The next morning, Abigail awoke and lingered in bed for several minutes. After a while, she showered, dressed, poured herself a cup of coffee, and sat at the glass table. She took notice of the table as it perched on a metal pedestal and she chuckled to herself. As she sat, sipping her coffee, an intention took form. That afternoon, she delivered the newly restored bureau to her customer, returned to her space-age apartment, and packed her things.

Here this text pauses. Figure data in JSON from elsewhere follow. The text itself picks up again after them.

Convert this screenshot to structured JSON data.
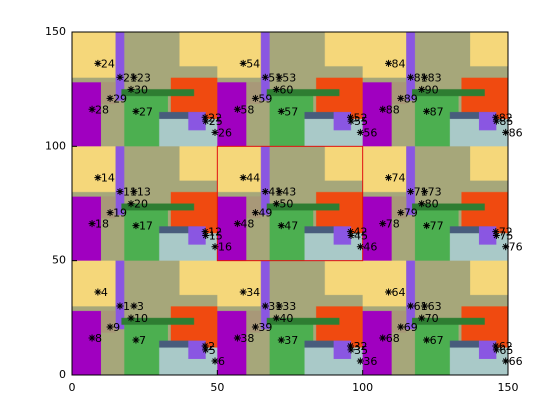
{
  "chart_data": {
    "type": "scatter",
    "labels": [
      "1",
      "2",
      "3",
      "4",
      "5",
      "6",
      "7",
      "8",
      "9",
      "10",
      "11",
      "12",
      "13",
      "14",
      "15",
      "16",
      "17",
      "18",
      "19",
      "20",
      "21",
      "22",
      "23",
      "24",
      "25",
      "26",
      "27",
      "28",
      "29",
      "30",
      "31",
      "32",
      "33",
      "34",
      "35",
      "36",
      "37",
      "38",
      "39",
      "40",
      "41",
      "42",
      "43",
      "44",
      "45",
      "46",
      "47",
      "48",
      "49",
      "50",
      "51",
      "52",
      "53",
      "54",
      "55",
      "56",
      "57",
      "58",
      "59",
      "60",
      "61",
      "62",
      "63",
      "64",
      "65",
      "66",
      "67",
      "68",
      "69",
      "70",
      "71",
      "72",
      "73",
      "74",
      "75",
      "76",
      "77",
      "78",
      "79",
      "80",
      "81",
      "82",
      "83",
      "84",
      "85",
      "86",
      "87",
      "88",
      "89",
      "90"
    ],
    "x": [
      16.5,
      45.8,
      21.3,
      8.9,
      46.0,
      49.2,
      22.0,
      6.9,
      13.1,
      20.3,
      16.5,
      45.8,
      21.3,
      8.9,
      46.0,
      49.2,
      22.0,
      6.9,
      13.1,
      20.3,
      16.5,
      45.8,
      21.3,
      8.9,
      46.0,
      49.2,
      22.0,
      6.9,
      13.1,
      20.3,
      66.5,
      95.8,
      71.3,
      58.9,
      96.0,
      99.2,
      72.0,
      56.9,
      63.1,
      70.3,
      66.5,
      95.8,
      71.3,
      58.9,
      96.0,
      99.2,
      72.0,
      56.9,
      63.1,
      70.3,
      66.5,
      95.8,
      71.3,
      58.9,
      96.0,
      99.2,
      72.0,
      56.9,
      63.1,
      70.3,
      116.5,
      145.8,
      121.3,
      108.9,
      146.0,
      149.2,
      122.0,
      106.9,
      113.1,
      120.3,
      116.5,
      145.8,
      121.3,
      108.9,
      146.0,
      149.2,
      122.0,
      106.9,
      113.1,
      120.3,
      116.5,
      145.8,
      121.3,
      108.9,
      146.0,
      149.2,
      122.0,
      106.9,
      113.1,
      120.3
    ],
    "y": [
      30.2,
      12.7,
      30.2,
      36.3,
      11.0,
      6.1,
      15.3,
      16.2,
      21.0,
      24.9,
      80.2,
      62.7,
      80.2,
      86.3,
      61.0,
      56.1,
      65.3,
      66.2,
      71.0,
      74.9,
      130.2,
      112.7,
      130.2,
      136.3,
      111.0,
      106.1,
      115.3,
      116.2,
      121.0,
      124.9,
      30.2,
      12.7,
      30.2,
      36.3,
      11.0,
      6.1,
      15.3,
      16.2,
      21.0,
      24.9,
      80.2,
      62.7,
      80.2,
      86.3,
      61.0,
      56.1,
      65.3,
      66.2,
      71.0,
      74.9,
      130.2,
      112.7,
      130.2,
      136.3,
      111.0,
      106.1,
      115.3,
      116.2,
      121.0,
      124.9,
      30.2,
      12.7,
      30.2,
      36.3,
      11.0,
      6.1,
      15.3,
      16.2,
      21.0,
      24.9,
      80.2,
      62.7,
      80.2,
      86.3,
      61.0,
      56.1,
      65.3,
      66.2,
      71.0,
      74.9,
      130.2,
      112.7,
      130.2,
      136.3,
      111.0,
      106.1,
      115.3,
      116.2,
      121.0,
      124.9
    ],
    "color": "#000000",
    "xlim": [
      0,
      150
    ],
    "ylim": [
      0,
      150
    ],
    "xticks": [
      0,
      50,
      100,
      150
    ],
    "yticks": [
      0,
      50,
      100,
      150
    ],
    "highlight_box": {
      "xlim": [
        50,
        100
      ],
      "ylim": [
        50,
        100
      ],
      "color": "#e01010"
    }
  }
}
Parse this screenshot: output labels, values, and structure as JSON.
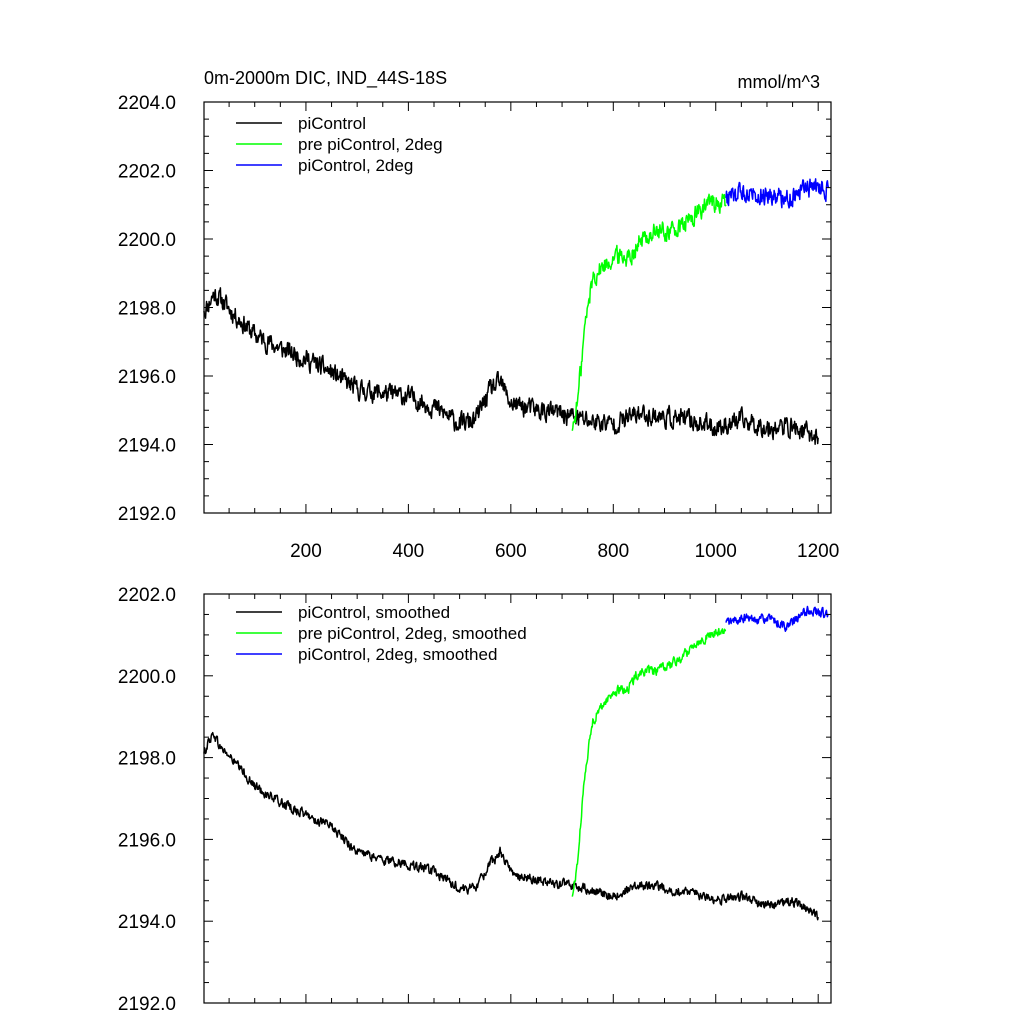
{
  "chart_data": [
    {
      "type": "line",
      "title": "0m-2000m DIC, IND_44S-18S",
      "units": "mmol/m^3",
      "xlim": [
        1,
        1225
      ],
      "ylim": [
        2192.0,
        2204.0
      ],
      "xticks": [
        200,
        400,
        600,
        800,
        1000,
        1200
      ],
      "xtick_labels": [
        "200",
        "400",
        "600",
        "800",
        "1000",
        "1200"
      ],
      "yticks": [
        2192.0,
        2194.0,
        2196.0,
        2198.0,
        2200.0,
        2202.0,
        2204.0
      ],
      "ytick_labels": [
        "2192.0",
        "2194.0",
        "2196.0",
        "2198.0",
        "2200.0",
        "2202.0",
        "2204.0"
      ],
      "legend_position": "top-left",
      "grid": false,
      "series": [
        {
          "name": "piControl",
          "color": "#000000",
          "noise": 0.45,
          "x": [
            1,
            10,
            20,
            30,
            60,
            100,
            150,
            200,
            250,
            300,
            350,
            400,
            450,
            500,
            530,
            560,
            580,
            600,
            650,
            700,
            750,
            800,
            850,
            900,
            950,
            1000,
            1050,
            1100,
            1150,
            1200
          ],
          "values": [
            2197.9,
            2198.1,
            2198.4,
            2198.3,
            2197.8,
            2197.2,
            2196.8,
            2196.5,
            2196.1,
            2195.6,
            2195.5,
            2195.4,
            2195.1,
            2194.6,
            2194.7,
            2195.6,
            2195.8,
            2195.2,
            2195.0,
            2194.9,
            2194.7,
            2194.6,
            2194.9,
            2194.8,
            2194.7,
            2194.5,
            2194.7,
            2194.5,
            2194.5,
            2194.2
          ]
        },
        {
          "name": "pre piControl, 2deg",
          "color": "#00ff00",
          "noise": 0.45,
          "x": [
            720,
            730,
            745,
            760,
            780,
            800,
            830,
            850,
            880,
            900,
            930,
            960,
            990,
            1020
          ],
          "values": [
            2194.4,
            2195.2,
            2197.5,
            2198.9,
            2199.2,
            2199.5,
            2199.5,
            2199.9,
            2200.2,
            2200.2,
            2200.3,
            2200.7,
            2201.1,
            2201.0
          ]
        },
        {
          "name": "piControl, 2deg",
          "color": "#0000ff",
          "noise": 0.45,
          "x": [
            1020,
            1060,
            1100,
            1140,
            1180,
            1220
          ],
          "values": [
            2201.2,
            2201.4,
            2201.3,
            2201.2,
            2201.5,
            2201.5
          ]
        }
      ]
    },
    {
      "type": "line",
      "xlim": [
        1,
        1225
      ],
      "ylim": [
        2192.0,
        2202.0
      ],
      "xticks": [
        200,
        400,
        600,
        800,
        1000,
        1200
      ],
      "yticks": [
        2192.0,
        2194.0,
        2196.0,
        2198.0,
        2200.0,
        2202.0
      ],
      "ytick_labels": [
        "2192.0",
        "2194.0",
        "2196.0",
        "2198.0",
        "2200.0",
        "2202.0"
      ],
      "legend_position": "top-left",
      "grid": false,
      "series": [
        {
          "name": "piControl, smoothed",
          "color": "#000000",
          "noise": 0.18,
          "x": [
            1,
            10,
            20,
            30,
            60,
            100,
            150,
            200,
            250,
            300,
            350,
            400,
            450,
            500,
            530,
            560,
            580,
            600,
            650,
            700,
            750,
            800,
            850,
            900,
            950,
            1000,
            1050,
            1100,
            1150,
            1200
          ],
          "values": [
            2198.1,
            2198.4,
            2198.6,
            2198.3,
            2197.9,
            2197.3,
            2196.9,
            2196.6,
            2196.3,
            2195.7,
            2195.5,
            2195.4,
            2195.2,
            2194.8,
            2194.8,
            2195.4,
            2195.7,
            2195.2,
            2195.0,
            2194.9,
            2194.8,
            2194.6,
            2194.9,
            2194.8,
            2194.7,
            2194.5,
            2194.6,
            2194.4,
            2194.5,
            2194.1
          ]
        },
        {
          "name": "pre piControl, 2deg, smoothed",
          "color": "#00ff00",
          "noise": 0.18,
          "x": [
            720,
            730,
            745,
            760,
            780,
            800,
            830,
            850,
            880,
            900,
            930,
            960,
            990,
            1020
          ],
          "values": [
            2194.6,
            2195.4,
            2197.7,
            2198.9,
            2199.3,
            2199.6,
            2199.7,
            2200.1,
            2200.1,
            2200.2,
            2200.4,
            2200.8,
            2201.0,
            2201.1
          ]
        },
        {
          "name": "piControl, 2deg, smoothed",
          "color": "#0000ff",
          "noise": 0.18,
          "x": [
            1020,
            1060,
            1100,
            1140,
            1180,
            1220
          ],
          "values": [
            2201.3,
            2201.4,
            2201.4,
            2201.2,
            2201.6,
            2201.5
          ]
        }
      ]
    }
  ]
}
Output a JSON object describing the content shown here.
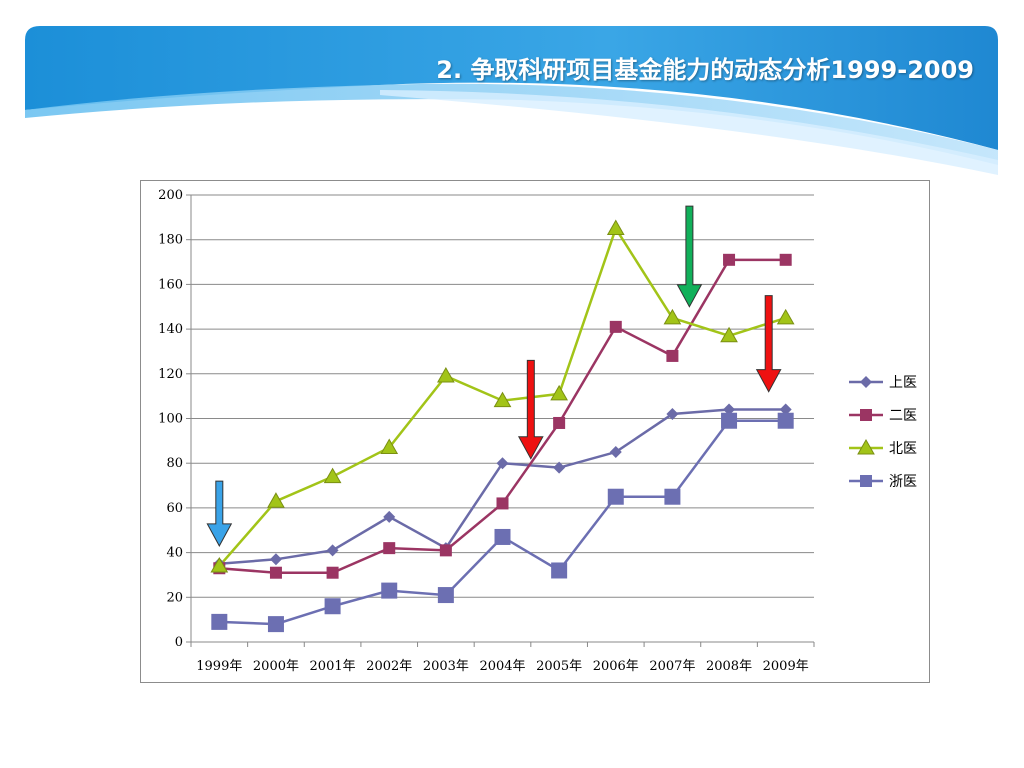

Her last task in Portland was to tell Florine that she was leaving. "I’m going to visit my Aunt Josepha in Vermont. She has been ill and I want to spend some time with her...she’s my only relative." Abigail reported. Florine was aghast at Abigail’s seemingly effortless ability to pick up and run off, and more importantly, to run off without having a six hour discussion about it with her. "When will you be back?", cried Florine. Trying not to prolong the agony of further conversation, Abigail replied, "Not sure, but I’ll call you." Of course Abigail had no intention of calling Florine, just as she had no idea where she was going. And, as for Aunt Josepha, the fact was, Aunt Josepha had died the year before, leaving Abigail enough money to live moderately comfortable. And, when Josepha lived, she lived in Boston, so why did Abigail say Vermont? "I never heard you talk about an Aunt Josephine!," spewed Florine, miffed at not being privy to Abigail’s pedigree. Ignoring the mispronunciation of her favorite Aunt’s name, Abigail merely shrugged, having given Florine more than enough courtesy on the matter. "Well, take care...we’ll talk soon." Abigail left the building, and with blind eagerness of who knows what, she leaped into her second-hand Mercedes station wagon that would chauffeur her, a suitcase of clothes, a neatly wrapped 19th Century quilt, and a box of tools. She drove off.

As she drove past state lines and county roads, and highway signs, Abigail Sommers felt more excitement inside her than she had in all her twenty-nine years. Somewhere, deep within her, where the soul resides, a voice, the voice of truth, was telling her that she was going home. The impetuous expectation revealed no destination, but her soul’s announcement was enough to trust the adventure.

In the small town of Musgrove, Vermont, life went on as usual. The Musgrove Gazette reported the daily happenings, and the front page chronicled the successful rescue of a wounded goose, and on page seven was a brief mention that the Blessing House remained tenant unfriendly. Lewis Rogers, alone in his office, scratched his head as he read the cursory article. He wrung his hands, snatched up the Gazette and threw it across the room, then sat down heavily, and slouched in his chair. He did not hear the front door open. A woman’s voice, "Bad news?" Lewis Rogers looked up and saw a beautiful young woman standing at his threshold. An earthy beauty with red hair tinted by the heavens, and eyes the color of honey. The sunlight enveloped her in the small space and she appeared like a vision.